En résumé, les politiques conjoncturels semblent aujourd’hui peu efficaces pour réduire
l’écart de production :
- les politiques budgétaires sont sous la contrainte des crises de dettes souveraines ;
- les politiques monétaires sont peu efficaces et doivent s’occuper de plus en plus de la
stabilité financière ;
Est-il possible de dépasser ces deux contraintes ? Pour certains économistes (keynésiens)
l’utilisation des politiques budgétaires doit :
- faire peser la relance sur les pays qui ont une marge de manœuvre budgétaire, comme
par exemple l’Allemagne (Krugman), ce qui permet de faire croitre la dépense
publique sans risque de menace de crise de la dette souveraine ;
- articuler relance de la demande et investissement dans les technologies vertes
(M.Aglietta) ; les investissements publics permettent de lancer des activités qui ne sont
pas encore rentables (donc pour lesquelles le rendement du capital est encore très
fiable) et qui ne peuvent pas être prises en charge par des investisseurs privés ;
-
rééquilibrer les flux financiers internationaux en remplaçant la baisse de la demande
agrégée des PDEM par une hausse de la demande agrégée dans les PVD (Brender).

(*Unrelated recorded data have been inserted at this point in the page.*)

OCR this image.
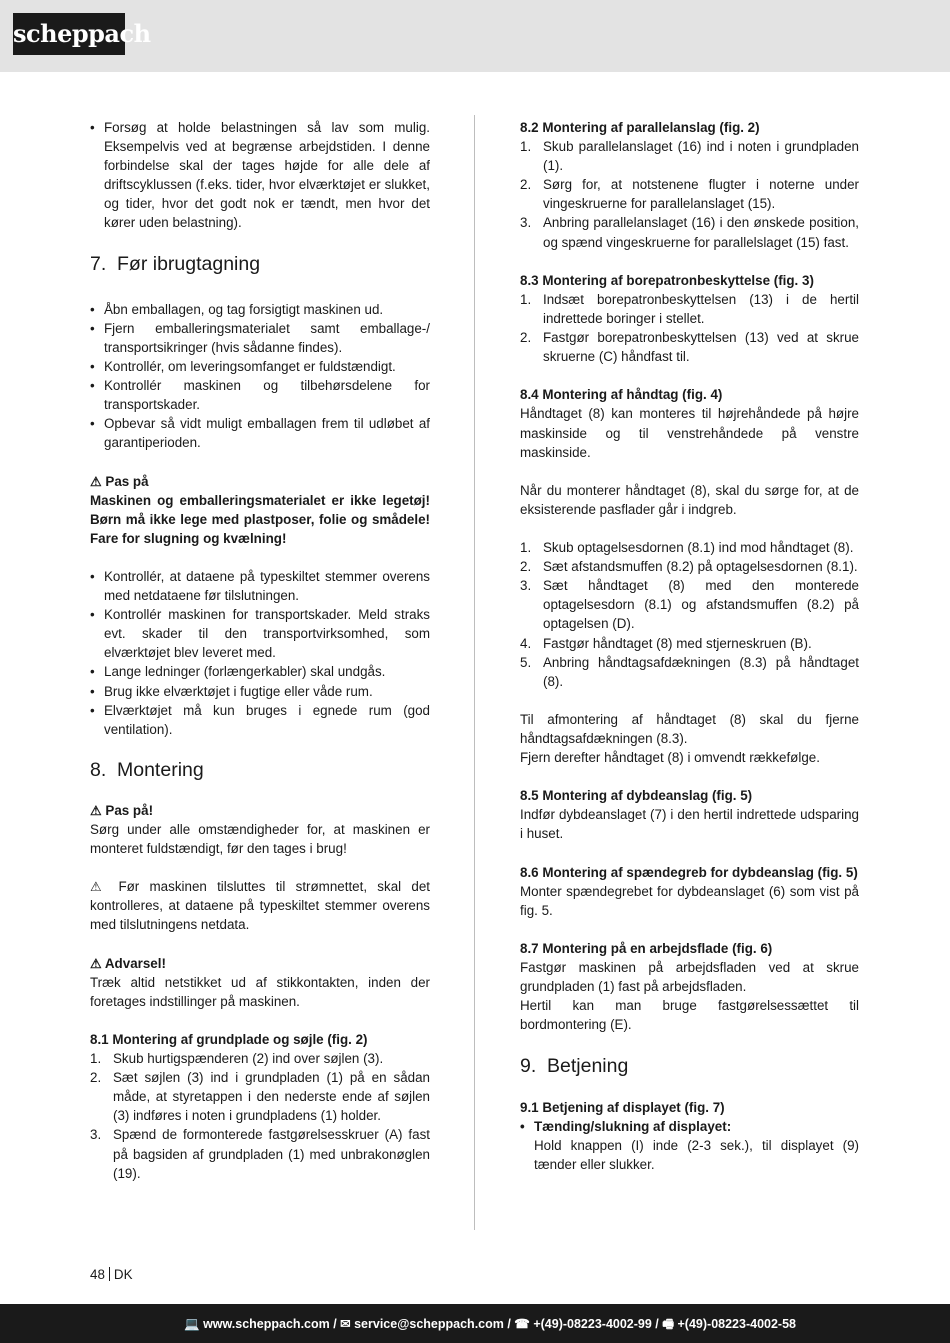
scheppach
• Forsøg at holde belastningen så lav som mulig. Eksempelvis ved at begrænse arbejdstiden. I denne forbindelse skal der tages højde for alle dele af driftscyklussen (f.eks. tider, hvor elværktøjet er slukket, og tider, hvor det godt nok er tændt, men hvor det kører uden belastning).
7. Før ibrugtagning
• Åbn emballagen, og tag forsigtigt maskinen ud.
• Fjern emballeringsmaterialet samt emballage-/ transportsikringer (hvis sådanne findes).
• Kontrollér, om leveringsomfanget er fuldstændigt.
• Kontrollér maskinen og tilbehørsdelene for transportskader.
• Opbevar så vidt muligt emballagen frem til udløbet af garantiperioden.

⚠ Pas på

Maskinen og emballeringsmaterialet er ikke legetøj! Børn må ikke lege med plastposer, folie og smådele! Fare for slugning og kvælning!

• Kontrollér, at dataene på typeskiltet stemmer overens med netdataene før tilslutningen.
• Kontrollér maskinen for transportskader. Meld straks evt. skader til den transportvirksomhed, som elværktøjet blev leveret med.
• Lange ledninger (forlængerkabler) skal undgås.
• Brug ikke elværktøjet i fugtige eller våde rum.
• Elværktøjet må kun bruges i egnede rum (god ventilation).
8. Montering

⚠ Pas på!

Sørg under alle omstændigheder for, at maskinen er monteret fuldstændigt, før den tages i brug!

⚠ Før maskinen tilsluttes til strømnettet, skal det kontrolleres, at dataene på typeskiltet stemmer overens med tilslutningens netdata.

⚠ Advarsel!

Træk altid netstikket ud af stikkontakten, inden der foretages indstillinger på maskinen.

8.1 Montering af grundplade og søjle (fig. 2)

1. Skub hurtigspænderen (2) ind over søjlen (3).
2. Sæt søjlen (3) ind i grundpladen (1) på en sådan måde, at styretappen i den nederste ende af søjlen (3) indføres i noten i grundpladens (1) holder.
3. Spænd de formonterede fastgørelsesskruer (A) fast på bagsiden af grundpladen (1) med unbrakonøglen (19).

8.2 Montering af parallelanslag (fig. 2)

1. Skub parallelanslaget (16) ind i noten i grundpladen (1).
2. Sørg for, at notstenene flugter i noterne under vingeskruerne for parallelanslaget (15).
3. Anbring parallelanslaget (16) i den ønskede position, og spænd vingeskruerne for parallelslaget (15) fast.

8.3 Montering af borepatronbeskyttelse (fig. 3)

1. Indsæt borepatronbeskyttelsen (13) i de hertil indrettede boringer i stellet.
2. Fastgør borepatronbeskyttelsen (13) ved at skrue skruerne (C) håndfast til.

8.4 Montering af håndtag (fig. 4)

Håndtaget (8) kan monteres til højrehåndede på højre maskinside og til venstrehåndede på venstre maskinside.

Når du monterer håndtaget (8), skal du sørge for, at de eksisterende pasflader går i indgreb.

1. Skub optagelsesdornen (8.1) ind mod håndtaget (8).
2. Sæt afstandsmuffen (8.2) på optagelsesdornen (8.1).
3. Sæt håndtaget (8) med den monterede optagelsesdorn (8.1) og afstandsmuffen (8.2) på optagelsen (D).
4. Fastgør håndtaget (8) med stjerneskruen (B).
5. Anbring håndtagsafdækningen (8.3) på håndtaget (8).

Til afmontering af håndtaget (8) skal du fjerne håndtagsafdækningen (8.3).

Fjern derefter håndtaget (8) i omvendt rækkefølge.

8.5 Montering af dybdeanslag (fig. 5)

Indfør dybdeanslaget (7) i den hertil indrettede udsparing i huset.

8.6 Montering af spændegreb for dybdeanslag (fig. 5)

Monter spændegrebet for dybdeanslaget (6) som vist på fig. 5.

8.7 Montering på en arbejdsflade (fig. 6)

Fastgør maskinen på arbejdsfladen ved at skrue grundpladen (1) fast på arbejdsfladen.

Hertil kan man bruge fastgørelsessættet til bordmontering (E).

9. Betjening

9.1 Betjening af displayet (fig. 7)

• Tænding/slukning af displayet:

Hold knappen (I) inde (2-3 sek.), til displayet (9) tænder eller slukker.

48 DK
💻 www.scheppach.com / ✉ service@scheppach.com / ☎ +(49)-08223-4002-99 / 🖷 +(49)-08223-4002-58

2.2 Le rôle de l’intervention publique à long terme : les politiques structurelles
Mais on peut aussi faire appel aux politiques économiques structurelles pour agir sur le
potentiel de croissance. On retrouve ici tous les projets de réformes structurelles proposés par
les grands organismes internationaux qui visent à flexibiliser les marchés des biens et
services, et le marché du travail notamment. Mais on retrouve aussi les propositions
d’économistes plus influencés par Keynes ou Schumpeter comme E.Cohen, G.Cette et
P.Aghion (cf le cours sur les politiques industrielles).
Nous avons vu notamment avec Aghion ce qu’apporterait la mise en place d’une socialdémocratie de l’innovation, mais nous n’avons pas trop insisté sur le rôle de la redistribution
des revenus dans ce schéma. Il faudrait enrichir la présentation avec les constats de l’OCDE
sur le lien inégalités/performances économiques. En réduisant les inégalités de revenus, les
économies « fabriquent » davantage de croissance économique. Ce qui est caractéristique des
pays nordiques où la redistribution est importante et les inégalités plus faibles.